Lowell Lecture

MILL TALK - "Entangled Lives: Women's Labor, from the Rural Farm to the Factory Village"

Date & Time

March 23, 2022 at 7 p.m. - 8 p.m.

Location

Charles River Museum of Industry and Innovation
Located in the Historic Francis Cabot Lowell Mill
Park in the Embassy Theatre Lot — GPS "42 Cooper Street, Waltham"
154 Moody Street Waltham, MA 02453
Driving Directions

Speaker(s)

Marla R. Miller, Ph.D. and Kate Viens, Ph.D.

Presenting Organization

Charles River Museum of Industry and Innovation

Topics

Humanities

Contact

Kate Viens (kate.viens@charlesrivermuseum.org, 781-893-5410)

Professor Marla Miller joins the Charles River Museum’s Director of Education, Dr. Kate Viens, for an engaging discussion about the ordinary women who made essential contributions to the New England economy in the Early Republic. By exploring the narratives of women’s labor, agriculture communities, and early industrialization, this program will bring the histories of rural farming towns and textile mill villages into closer conversation with one another.

In her book Entangled Lives: Labor, Livelihood, and Landscapes of Change in Rural Massachusetts, Miller examined the social relations of Anglo-, African, and Native American women workers in Hadley, a rural town in western Massachusetts. Her research revealed not just the gendered nature of labor, but the effects of race and class on the social and economic opportunities that this work represented.

Women in agricultural communities labored in traditional occupations such as domestic service, cloth making, health and healing, and hospitality. Yet by the early 19th century, the countryside was changing, with the development of local factories and mills where women found employment. Here at Waltham, the Boston Manufacturing Company established boarding houses for its workforce of young Yankee farm women.

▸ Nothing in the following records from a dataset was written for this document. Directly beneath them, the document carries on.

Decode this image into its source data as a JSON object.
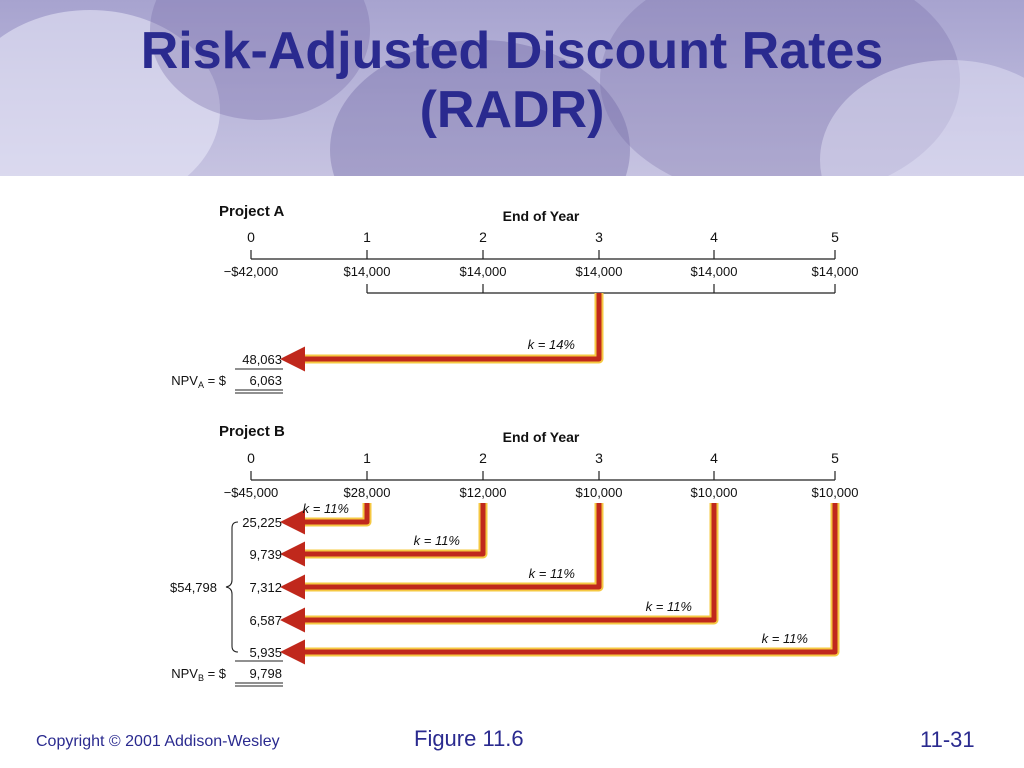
{
  "slide": {
    "title_line1": "Risk-Adjusted Discount Rates",
    "title_line2": "(RADR)"
  },
  "footer": {
    "copyright": "Copyright © 2001 Addison-Wesley",
    "figure": "Figure 11.6",
    "page": "11-31"
  },
  "figure": {
    "axis_label": "End of Year",
    "arrow_color": "#c0281c",
    "arrow_highlight": "#f5c842",
    "project_a": {
      "label": "Project A",
      "years": [
        "0",
        "1",
        "2",
        "3",
        "4",
        "5"
      ],
      "cash_flows": [
        "−$42,000",
        "$14,000",
        "$14,000",
        "$14,000",
        "$14,000",
        "$14,000"
      ],
      "rate_label": "k = 14%",
      "pv_total": "48,063",
      "npv_label": "NPV",
      "npv_sub": "A",
      "npv_eq": " = $",
      "npv_value": "6,063"
    },
    "project_b": {
      "label": "Project B",
      "years": [
        "0",
        "1",
        "2",
        "3",
        "4",
        "5"
      ],
      "cash_flows": [
        "−$45,000",
        "$28,000",
        "$12,000",
        "$10,000",
        "$10,000",
        "$10,000"
      ],
      "rate_labels": [
        "k = 11%",
        "k = 11%",
        "k = 11%",
        "k = 11%",
        "k = 11%"
      ],
      "present_values": [
        "25,225",
        "9,739",
        "7,312",
        "6,587",
        "5,935"
      ],
      "pv_total": "$54,798",
      "npv_label": "NPV",
      "npv_sub": "B",
      "npv_eq": " = $",
      "npv_value": "9,798"
    }
  }
}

Join us during Women's History Month for a conversation that considers the “before and after.” We’ll explore how the social and economic traditions of rural communities might have supported or hindered these women as they entered a new type of employment; how their experiences and qualifications contributed to the success of the New England textile industry; and the ripple effects, including a shortage of domestic servants that increased the power of these women to demand higher wages and other concessions.

Marla R. Miller, Distinguished Professor of History at UMass Amherst, directed the Public History Program from 2002 to 2021. A historian of women and work before industrialization, she is the author of The Needle’s Eye: Women and Work in the Age of Revolution (UMass 2006); Betsy Ross and the Making of America (Holt, 2010), and Entangled Lives: Labor and Livelihood on a Massachusetts Landscape (Johns Hopkins University Press, 2019).